Jean-Pierre BOUVIER livre une prestation magistrale. Son professeur Crocker-Harris se bat contre cette chute qui semble chaque instant plus inéluctable. Le professeur redouté de tous ses élèves semble s'affaisser physiquement et moralement un peu plus à chaque coup que lui inflige son entourage. La silhouette se recroqueville, semble à la limite de la rupture. Les yeux souvent mi-clos c'est par la voix qu'il transmet toute la force intérieure du personnage, ses ruptures, sa souffrance, ses désillusions.

C'est toute l'hypocrisie de cette société britannique qui est mise à jour. Les masques craquent. Les jalousies et les rancœurs éclatent comme un soir d'orage libérant les tensions trop longtemps retenues. Pour son adaptation Patrice KERBRAT a gardé l'époque dans laquelle Terence RATTIGAN a voulu placer cette comédie humaine. Le dramaturge britannique y démonte les codes d'un univers qu'il a bien connu ayant lui-même étudié au Trinity College d'Oxford. Loin de figer le texte dans le temps ce parti pris permet de donner toute la dimension intemporelle et universelle des tourments et passions éprouvés par ses personnages.
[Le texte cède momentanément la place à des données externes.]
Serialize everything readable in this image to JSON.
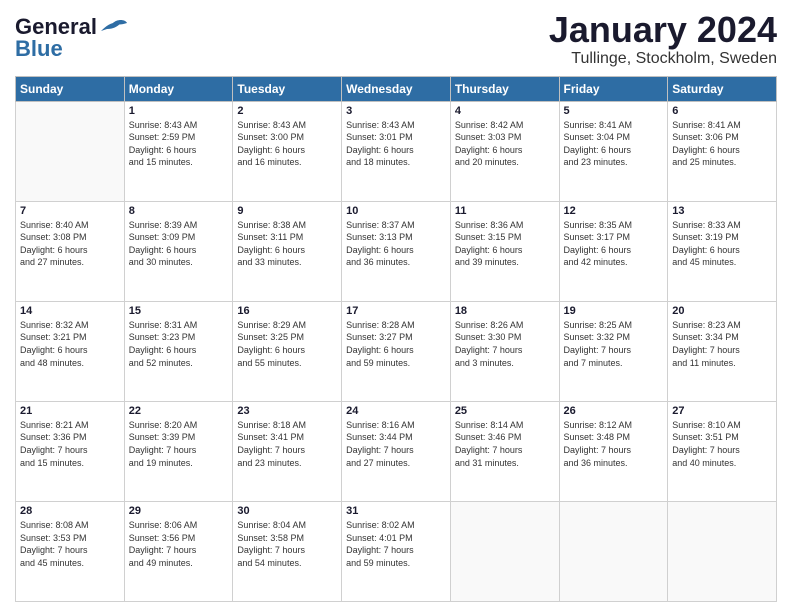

Mme Crocker-Harris (Marie BUNEL) est un monstre de froideur à l'encontre de son mari. Leur couple s'est délité dans le temps, sombrant dans le mensonge, la trahison, le mépris mutuel qui est devenu le ciment de leur relation. Elle sombre dans une romance pathétique avec un professeur Hunter (excellent Benjamin BOYER) lui-même au comble de l'hypocrisie tant vis-à-vis de sa maîtresse que de son collègue et ami. Et on a du mal à croire que le jeune couple qui va leur succéder dans ce logement de fonction puisse connaître une relation plus heureuse. Le reste de la distribution est d'une grande justesse. Thomas SAGOLS est crédible en Taplow, élève à la fois moqueur et admiratif de ce professeur si sévère et si désabusé. Crocker-Harris reconnait-il en son élève l'adolescent qu'il fut lui-même ?

Le décor d'Edouard LAUG, la lumière de Laurent BEAL et les costumes de Caroline MARTEL sont en parfaite harmonie pour créer un atmosphère sombre, intime voire renfermée, et parfois étouffante, comme les liens entre les membres de cette bourgeoisie mortifère. Néanmoins l'espoir finira par l'emporter.

En bref : Une adaptation très réussie de la pièce de Terence Rattigen. Une atmosphère tendue, sombre. Une dénonciation de l'hypocrisie de la bourgeoisie britannique et une illustration des passions, des espoirs et désillusions des hommes et des femmes, porté par la remarquable et émouvante interprétation de Jean-Pierre BOUVIER. Une des réussites de cette rentrée de l'automne 2016.
24 sept. 2016
7/10
36
Le décor très british n’est pas sans rappeler celui de The Servant qui s’installa dans la même salle du Poche-Montparnasse pour y connaître le succès que l’on sait. Même pays, même époque (lendemain de la seconde guerre mondiale), même violence crue dans les rapports.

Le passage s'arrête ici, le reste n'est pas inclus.